BBN zaznaczyło, że do czasu publikacji materiału w „Rzeczpospolitej” ani Prezydent Karol Nawrocki, ani Biuro Bezpieczeństwa Narodowego nie otrzymali szczegółowego meldunku o ustaleniach prokuratury w sprawie Wyryk. – Podtrzymujemy nasze stanowisko, że informacja powinna trafić do Prezydenta bezpośrednio, nie zaś przez media. Sprawa dotyczy bezpieczeństwa narodowego i wymaga najwyższej staranności w obiegu dokumentów – czytamy w komunikacie opublikowanym na portalu X.

Przedstawiciele BBN zwrócili uwagę, że sytuacje takie jak w Wyrykach, podobnie jak wcześniejsze zdarzenia w Przewodowie, wymagają wypracowania klarownego mechanizmu informowania głowy państwa. – Nie chodzi o szukanie winnych, ale o to, by w momentach kryzysowych prezydent dysponował pełnym obrazem sytuacji, mogąc podejmować decyzje w oparciu o aktualne dane – podkreślono.

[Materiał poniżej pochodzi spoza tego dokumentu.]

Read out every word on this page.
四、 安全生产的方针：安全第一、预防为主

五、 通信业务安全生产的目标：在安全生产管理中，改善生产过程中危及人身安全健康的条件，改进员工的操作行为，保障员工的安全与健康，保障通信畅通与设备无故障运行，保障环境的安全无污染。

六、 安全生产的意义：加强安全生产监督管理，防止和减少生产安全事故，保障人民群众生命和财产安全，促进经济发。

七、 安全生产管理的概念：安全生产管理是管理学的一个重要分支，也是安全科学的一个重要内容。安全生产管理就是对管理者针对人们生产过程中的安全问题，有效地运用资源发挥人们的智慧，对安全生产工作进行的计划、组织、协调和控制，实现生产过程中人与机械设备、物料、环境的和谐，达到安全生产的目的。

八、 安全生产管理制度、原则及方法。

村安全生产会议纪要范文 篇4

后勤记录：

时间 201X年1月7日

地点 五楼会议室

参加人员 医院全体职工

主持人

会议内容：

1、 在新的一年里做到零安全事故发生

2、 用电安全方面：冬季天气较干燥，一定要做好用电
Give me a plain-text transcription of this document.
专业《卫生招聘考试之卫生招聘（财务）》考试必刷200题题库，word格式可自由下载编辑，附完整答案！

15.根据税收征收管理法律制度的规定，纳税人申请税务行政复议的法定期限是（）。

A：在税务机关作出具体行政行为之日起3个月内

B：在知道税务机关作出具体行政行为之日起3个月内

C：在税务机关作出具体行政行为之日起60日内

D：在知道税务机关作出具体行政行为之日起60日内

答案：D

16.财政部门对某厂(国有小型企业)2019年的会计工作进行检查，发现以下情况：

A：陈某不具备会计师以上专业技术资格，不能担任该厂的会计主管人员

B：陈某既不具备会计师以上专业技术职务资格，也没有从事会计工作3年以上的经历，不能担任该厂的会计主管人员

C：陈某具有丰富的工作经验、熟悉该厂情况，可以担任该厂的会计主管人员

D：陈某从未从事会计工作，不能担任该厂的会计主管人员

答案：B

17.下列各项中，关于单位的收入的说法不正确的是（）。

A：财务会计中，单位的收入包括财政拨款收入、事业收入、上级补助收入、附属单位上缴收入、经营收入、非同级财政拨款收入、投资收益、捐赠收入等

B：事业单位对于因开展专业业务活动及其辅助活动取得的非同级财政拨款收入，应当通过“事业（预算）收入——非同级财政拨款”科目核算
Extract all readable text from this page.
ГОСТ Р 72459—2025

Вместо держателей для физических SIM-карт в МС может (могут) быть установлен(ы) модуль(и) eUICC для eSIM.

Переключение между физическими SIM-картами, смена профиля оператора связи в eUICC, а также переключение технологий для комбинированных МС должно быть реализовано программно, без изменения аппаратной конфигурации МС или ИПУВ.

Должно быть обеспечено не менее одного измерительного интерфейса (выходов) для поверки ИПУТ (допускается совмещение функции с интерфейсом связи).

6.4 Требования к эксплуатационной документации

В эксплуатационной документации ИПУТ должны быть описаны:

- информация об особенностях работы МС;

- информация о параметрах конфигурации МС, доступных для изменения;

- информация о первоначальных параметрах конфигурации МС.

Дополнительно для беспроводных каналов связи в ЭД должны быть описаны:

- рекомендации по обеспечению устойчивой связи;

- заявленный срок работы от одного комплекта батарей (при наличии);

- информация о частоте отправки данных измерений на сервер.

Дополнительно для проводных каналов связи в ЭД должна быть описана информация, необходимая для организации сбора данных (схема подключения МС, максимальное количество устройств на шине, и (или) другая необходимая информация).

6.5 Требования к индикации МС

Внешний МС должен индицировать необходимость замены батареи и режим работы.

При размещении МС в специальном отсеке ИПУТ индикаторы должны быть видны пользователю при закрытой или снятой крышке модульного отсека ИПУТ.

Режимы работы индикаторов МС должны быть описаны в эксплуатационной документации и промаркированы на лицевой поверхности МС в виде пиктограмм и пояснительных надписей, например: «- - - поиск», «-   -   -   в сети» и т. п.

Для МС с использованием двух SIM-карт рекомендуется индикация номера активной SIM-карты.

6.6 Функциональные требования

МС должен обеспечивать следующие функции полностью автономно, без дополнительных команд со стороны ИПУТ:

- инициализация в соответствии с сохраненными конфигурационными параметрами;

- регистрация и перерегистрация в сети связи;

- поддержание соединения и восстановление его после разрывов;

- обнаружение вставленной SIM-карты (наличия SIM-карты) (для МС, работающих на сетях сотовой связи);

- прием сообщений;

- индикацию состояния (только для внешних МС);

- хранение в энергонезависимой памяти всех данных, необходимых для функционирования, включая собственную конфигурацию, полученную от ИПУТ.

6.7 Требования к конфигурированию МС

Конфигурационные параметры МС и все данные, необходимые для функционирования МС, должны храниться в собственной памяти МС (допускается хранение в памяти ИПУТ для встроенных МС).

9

Kancelaria Prezydenta zapewniła, że prezydent pozostaje w stałym kontakcie z premierem, szefem MON i dowództwem wojskowym. – Jesteśmy gotowi do ścisłej współpracy z rządem, aby wyjaśnić wszystkie wątpliwości i uniknąć podobnych problemów w przyszłości. W takich chwilach najważniejsze jest bezpieczeństwo obywateli i jedność państwa – zaznaczył rzecznik BBN.

BBN poinformowało też, że czeka na końcowy raport prokuratury i służb wojskowych dotyczący przyczyn zniszczeń w Wyrykach, w tym jednoznaczne wskazanie, kto wystrzelił rakietę. – Wyjaśnienie tej sprawy w sposób rzetelny i transparentny ma kluczowe znaczenie nie tylko dla lokalnej społeczności, ale i dla zaufania obywateli do instytucji państwa – podsumowano.